Thursday, July 16, 2009

The GOP: A Gothic Tale



"May I call on you sometime?" Bill to Sookie, True Blood.

A haunted air of doomed Southern gothic spiderwebs the GOP. The vaunted party of Nixon-Reagan-Dubya lies doggo under the shade of a magnolia tree after spectacular defeats in 2006 and 2008. What is to be done? Do they look to Haley Barbour or Carobou Barbie?

If Governor Sarah Palin didn't exist Tennessee Williams would have had to invent her literary like. Palin is so -- how does one say this nicely? -- unpredictable that it is not inconceivable that she might even start a Third Party. Rush Limbaugh -- the mint-Julep sipping "Big Daddy" of the Republican plantation -- has said as much.
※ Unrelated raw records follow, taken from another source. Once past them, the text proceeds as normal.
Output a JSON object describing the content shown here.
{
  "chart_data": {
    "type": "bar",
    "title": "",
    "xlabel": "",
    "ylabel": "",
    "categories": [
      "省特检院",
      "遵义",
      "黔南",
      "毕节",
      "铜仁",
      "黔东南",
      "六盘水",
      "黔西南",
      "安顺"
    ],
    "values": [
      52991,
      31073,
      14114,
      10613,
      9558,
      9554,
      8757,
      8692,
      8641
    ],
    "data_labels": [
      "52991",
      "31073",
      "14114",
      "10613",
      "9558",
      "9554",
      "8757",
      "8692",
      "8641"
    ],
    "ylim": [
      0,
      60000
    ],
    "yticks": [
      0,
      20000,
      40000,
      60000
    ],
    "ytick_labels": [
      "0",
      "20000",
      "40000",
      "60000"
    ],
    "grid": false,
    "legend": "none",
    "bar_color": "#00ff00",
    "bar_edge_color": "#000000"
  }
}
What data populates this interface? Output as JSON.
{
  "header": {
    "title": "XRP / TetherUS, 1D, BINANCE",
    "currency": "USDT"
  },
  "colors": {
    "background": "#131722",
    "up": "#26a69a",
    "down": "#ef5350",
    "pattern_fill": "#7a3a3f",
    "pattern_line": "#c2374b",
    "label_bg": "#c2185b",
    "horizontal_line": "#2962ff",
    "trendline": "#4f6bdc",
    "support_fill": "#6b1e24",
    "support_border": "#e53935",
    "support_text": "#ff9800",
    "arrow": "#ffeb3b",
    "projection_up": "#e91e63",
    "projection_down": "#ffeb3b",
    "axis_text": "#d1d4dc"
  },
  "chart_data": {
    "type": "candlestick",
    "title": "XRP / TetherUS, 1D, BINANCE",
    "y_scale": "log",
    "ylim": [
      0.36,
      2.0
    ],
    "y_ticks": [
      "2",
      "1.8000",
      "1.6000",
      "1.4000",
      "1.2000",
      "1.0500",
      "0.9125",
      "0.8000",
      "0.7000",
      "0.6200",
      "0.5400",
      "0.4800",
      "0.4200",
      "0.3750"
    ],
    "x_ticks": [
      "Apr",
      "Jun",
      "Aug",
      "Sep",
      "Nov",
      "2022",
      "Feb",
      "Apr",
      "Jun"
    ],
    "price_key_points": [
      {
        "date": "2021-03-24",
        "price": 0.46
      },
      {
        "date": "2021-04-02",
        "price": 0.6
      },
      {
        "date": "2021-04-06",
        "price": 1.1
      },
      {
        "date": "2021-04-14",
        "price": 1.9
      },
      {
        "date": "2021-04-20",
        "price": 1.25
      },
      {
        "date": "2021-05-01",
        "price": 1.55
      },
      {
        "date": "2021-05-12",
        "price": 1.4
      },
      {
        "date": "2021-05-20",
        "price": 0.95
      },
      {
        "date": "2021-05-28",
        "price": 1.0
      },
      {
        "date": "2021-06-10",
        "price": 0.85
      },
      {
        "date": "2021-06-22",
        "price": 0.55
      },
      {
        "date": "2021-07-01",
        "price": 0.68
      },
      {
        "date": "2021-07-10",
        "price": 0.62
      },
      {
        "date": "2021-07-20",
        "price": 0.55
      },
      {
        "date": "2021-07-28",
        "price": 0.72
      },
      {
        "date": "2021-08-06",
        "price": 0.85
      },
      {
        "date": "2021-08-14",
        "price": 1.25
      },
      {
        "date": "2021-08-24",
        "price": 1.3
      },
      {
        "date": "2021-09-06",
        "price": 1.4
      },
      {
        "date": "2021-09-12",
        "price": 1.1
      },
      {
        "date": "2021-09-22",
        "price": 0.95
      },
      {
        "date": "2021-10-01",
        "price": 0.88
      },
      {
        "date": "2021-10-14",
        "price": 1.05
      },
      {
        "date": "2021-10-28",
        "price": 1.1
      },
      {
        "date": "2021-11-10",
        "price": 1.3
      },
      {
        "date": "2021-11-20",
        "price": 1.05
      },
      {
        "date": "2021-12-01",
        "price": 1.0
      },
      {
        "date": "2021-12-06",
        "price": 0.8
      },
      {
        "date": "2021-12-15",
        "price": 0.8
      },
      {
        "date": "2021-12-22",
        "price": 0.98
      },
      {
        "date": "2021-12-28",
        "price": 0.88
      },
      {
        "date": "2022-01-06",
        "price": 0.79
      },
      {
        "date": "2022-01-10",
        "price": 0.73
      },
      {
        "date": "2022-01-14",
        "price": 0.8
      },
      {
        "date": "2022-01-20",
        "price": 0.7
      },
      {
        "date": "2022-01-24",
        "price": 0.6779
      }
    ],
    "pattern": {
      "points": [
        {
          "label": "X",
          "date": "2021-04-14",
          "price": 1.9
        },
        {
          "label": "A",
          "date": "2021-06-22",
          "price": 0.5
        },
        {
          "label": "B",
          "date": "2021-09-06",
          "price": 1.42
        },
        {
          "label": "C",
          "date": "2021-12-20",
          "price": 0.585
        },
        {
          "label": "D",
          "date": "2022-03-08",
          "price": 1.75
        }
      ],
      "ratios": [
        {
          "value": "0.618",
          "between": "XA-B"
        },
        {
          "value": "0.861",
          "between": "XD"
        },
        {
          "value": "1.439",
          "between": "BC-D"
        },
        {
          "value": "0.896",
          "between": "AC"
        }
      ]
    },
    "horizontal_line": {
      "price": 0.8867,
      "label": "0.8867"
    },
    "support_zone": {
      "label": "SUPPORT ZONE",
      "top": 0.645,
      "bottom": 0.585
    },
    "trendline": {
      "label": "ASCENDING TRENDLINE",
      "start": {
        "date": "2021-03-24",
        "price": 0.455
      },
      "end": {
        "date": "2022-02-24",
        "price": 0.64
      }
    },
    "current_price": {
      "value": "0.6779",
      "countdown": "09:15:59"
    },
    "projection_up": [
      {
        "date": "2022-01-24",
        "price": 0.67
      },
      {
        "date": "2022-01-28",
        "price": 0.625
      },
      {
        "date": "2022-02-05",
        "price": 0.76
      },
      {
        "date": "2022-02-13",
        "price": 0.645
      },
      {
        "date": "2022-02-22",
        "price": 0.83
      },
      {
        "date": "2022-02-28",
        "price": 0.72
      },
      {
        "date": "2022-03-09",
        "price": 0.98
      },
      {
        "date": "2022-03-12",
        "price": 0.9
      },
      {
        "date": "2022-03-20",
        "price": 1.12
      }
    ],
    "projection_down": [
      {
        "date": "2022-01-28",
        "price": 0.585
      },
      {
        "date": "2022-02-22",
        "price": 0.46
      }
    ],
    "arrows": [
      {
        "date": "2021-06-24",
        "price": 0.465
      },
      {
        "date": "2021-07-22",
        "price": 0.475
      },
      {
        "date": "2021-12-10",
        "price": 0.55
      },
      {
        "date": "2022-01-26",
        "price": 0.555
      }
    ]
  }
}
Let's face it: the right wing of the party was not enthusiastic with Senator John McCain, the nominee in 2008. In fact, the right wing was not particularly impressed with any of the field other than Palin and Ron Paul. Congressman Paul, a true-blue Texas eccentric, ran as the Libertarian Party's presidential candidate in 1988. The relationship between Governor Palin and her husband with the Alaska Independence Party is, we cannot fail to note, as foggy as a moss-draped graveyard at midnight.

There is an air of spent fertility, of "stubborn and coquettish decay" about the Grand Old Party. Conservatism, by its very nature, doesn't react well to Change, which is, at present, the zeitgeist. After Reagan, after Gingrich, the party is out of ideas and now gravitationally pulled down into the nativist vortex of blood and race. Argumentum ad Reptilian Brain Stem.

At the Sotomayor hearings, the Republican opposition appeared not unlike immobile oak trees impeding the foregone conclusion of her confirmation, of progress. Standing athwart History yelling stop has lost its pessimistic magic. Pat Buchanan, a card-carrying member of the Sons of the Confederacy, seems pathologically obsessed nowadays with declining white birth rates in Russia and Europe. As the aging Buchanan prepares to meet his maker his various political and cultural concerns have concentrated, calcified, into the Great Subject of his life: Race. We also cannot fail to note that Pat Buchanan never created -- or adopted -- a child of his own to raise as a God-fearing, little gun-toting white Christian warrior. Buchanan's message is virtually indistinguishable -- particularly on Israel and immigration -- from that of David Duke, who burst onto the national scene a generation ago on the bayou.

The South has always romanticized the doomed rebel, fighting against all hope in moon-drenched quarters for his way of life, his civilization and his honor. But technological advancements and popular culture have internationalized the younger generation into de facto multiculturalists and liberal ironists. The House of Faulkner, as a result, is rapidly becoming a marginalized Southern, older gentleman's party. One of the dangers, however, of nostalgia for the Confederacy by this subset is that the romanticism for rebellion leads to an uptick in domestic terrorism. In April, the Department of Homeland Security noted that right-wing groups would face increased scrutiny.

Beyond the foggy estate of Barobour and Barbie is David Cameron across the Atlantic. In May David Brooks wrote:

"For years, American and British politics were in sync. Reagan came in roughly the same time as Thatcher, and Clinton’s Third Way approach mirrored Blair’s. But the British conservatives never had a Gingrich revolution in the 1990s or the Bush victories thereafter. They got their losing in early, and, in the wilderness, they rethought modern conservatism while their American counterparts were clinging to power.

"Today, British conservatives are on the way up, while American conservatives are on the way down.

"... (David) Cameron describes a new global movement, with rising center-right parties in Sweden, Canada, Australia, France, Germany, the Czech Republic, California and New York (he admires Schwarzenegger and Bloomberg). American conservatives won’t simply import this model. But there’s a lot to learn from it. The only question is whether Republicans will learn those lessons sooner, or whether they will learn them later, after a decade or so in the wilderness."


An acute observation. American conservatives can continue to nominate and lose with older South-Southwestern conservative men like Haley Barbour. Conservatives can also move to the center, veer younger and post-cultural wars, eschewing the voodoo of the Southern Gothic swamp. Former Congressman Joe Scarborough, Cameron and Chris Buckley have a lighter, less antebellum flavor to their folksiness. They seem to point in the only direction from out of the mournful Gothic past. Will the House of Faulkner figure this out before 2012? Or, in the tradion -- conservatives love tradition -- of Southern Gothic will conservatives continue to cling to a cause that is doomed. Then the question becomes: Does the bitter taste of continual electoral defeat eventually threaten violence in the uniform of rebellion?